Le llaman el “Laundry Master” porque el “Dugeon Master” o “El amo del calabozo” ya estaban cogido, y “El Señor de los calzoncillos” no sonaba muy bien. Es el tripulante que trabaja en la lavandería del barco y es una pasada de tío.
Como todos
los filipinos con los que he trabajado tiene un nombre en el pasaporte pero se
hace llamar por otro, porque los filipinos son como los de Bilbao y se llaman
como les sale de los cojones.
Verlo
trabajar no es nada espectacular. Da igual a la hora que vayas a sus dominios,
él estará allí, planchando un poco encorvado. Sin prisas. Sorbiendo de su taza
de té a los pocos. Con música sólo un
poco más alta que el ruido que hacen todas las lavadoras y secadoras al
funcionar a la vez.
Pero a poco
que parpadees o desvíes la vista, el tío ya lavó, secó, planchó, dobló y
entregó en su correspondiente camarote 26 camisas, 13 pantalones cortos y una
recua de trapos. Va sobrado. Si en nuestra casa planchásemos, me lo llevaría
adoptado. Pero ahí está el meollo de la historia.
Si nuestra
familia fuese como las casas de Juego de tronos, nuestro lema sería “Nosotros
no planchamos”. Parecido al de los hijos del hierro (valga la ironía si lo
traduces al inglés) pero más cutre.
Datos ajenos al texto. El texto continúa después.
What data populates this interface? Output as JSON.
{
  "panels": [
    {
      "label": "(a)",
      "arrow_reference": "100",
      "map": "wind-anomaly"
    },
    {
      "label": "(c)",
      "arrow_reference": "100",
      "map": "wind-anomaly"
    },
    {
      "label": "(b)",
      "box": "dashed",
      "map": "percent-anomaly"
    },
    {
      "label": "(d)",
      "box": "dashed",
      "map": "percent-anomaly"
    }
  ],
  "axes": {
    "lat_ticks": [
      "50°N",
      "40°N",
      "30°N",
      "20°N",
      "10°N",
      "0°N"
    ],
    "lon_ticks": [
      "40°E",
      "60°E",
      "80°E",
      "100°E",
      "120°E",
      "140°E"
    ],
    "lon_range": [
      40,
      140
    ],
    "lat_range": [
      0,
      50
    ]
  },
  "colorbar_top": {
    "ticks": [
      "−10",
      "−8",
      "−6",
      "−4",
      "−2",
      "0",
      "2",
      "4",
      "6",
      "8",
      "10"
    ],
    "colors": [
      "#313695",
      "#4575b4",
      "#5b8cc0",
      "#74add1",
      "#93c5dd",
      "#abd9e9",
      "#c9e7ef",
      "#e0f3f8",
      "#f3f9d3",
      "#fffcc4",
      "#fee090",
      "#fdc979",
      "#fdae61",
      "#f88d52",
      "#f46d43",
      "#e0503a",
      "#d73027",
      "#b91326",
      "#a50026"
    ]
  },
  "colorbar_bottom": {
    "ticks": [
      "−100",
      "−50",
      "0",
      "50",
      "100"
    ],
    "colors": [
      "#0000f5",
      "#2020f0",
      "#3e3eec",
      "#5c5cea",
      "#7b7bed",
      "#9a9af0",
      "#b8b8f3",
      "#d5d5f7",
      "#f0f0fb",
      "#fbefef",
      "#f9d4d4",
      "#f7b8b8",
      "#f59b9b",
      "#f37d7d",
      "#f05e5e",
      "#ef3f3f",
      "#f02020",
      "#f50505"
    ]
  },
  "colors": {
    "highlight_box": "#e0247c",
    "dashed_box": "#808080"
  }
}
Si el otro día decía que las pantallas táctiles
no suponen ventaja tecnológica alguna, lo de planchar es, sin duda, una de esas
tradiciones que hemos heredado y que la gente se empeña en perpetuar en el
tiempo pero que han perdido todo su sentido ya hace mucho.
Un lastre
para nuestra sociedad y en especial para el tiempo libre. Una lucha inútil
contra las leyes de la termodinámica (Creo que era la quinta ley la que decía:
Toda tela arrugada tenderá a seguir arrugada) Una costumbre que todo el mundo
odia, que no aporta nada y que no parece ya de este siglo. Como ir a misa los
domingos o la fruta escarchada. Algo que se hace solamente porque nuestros
ancestros lo hacían.
Mi más sentido pésame a aquellos que trabajan en camisa. Espero que algún día os alcéis en rebeldía y os liberéis de esta maldición impuesta.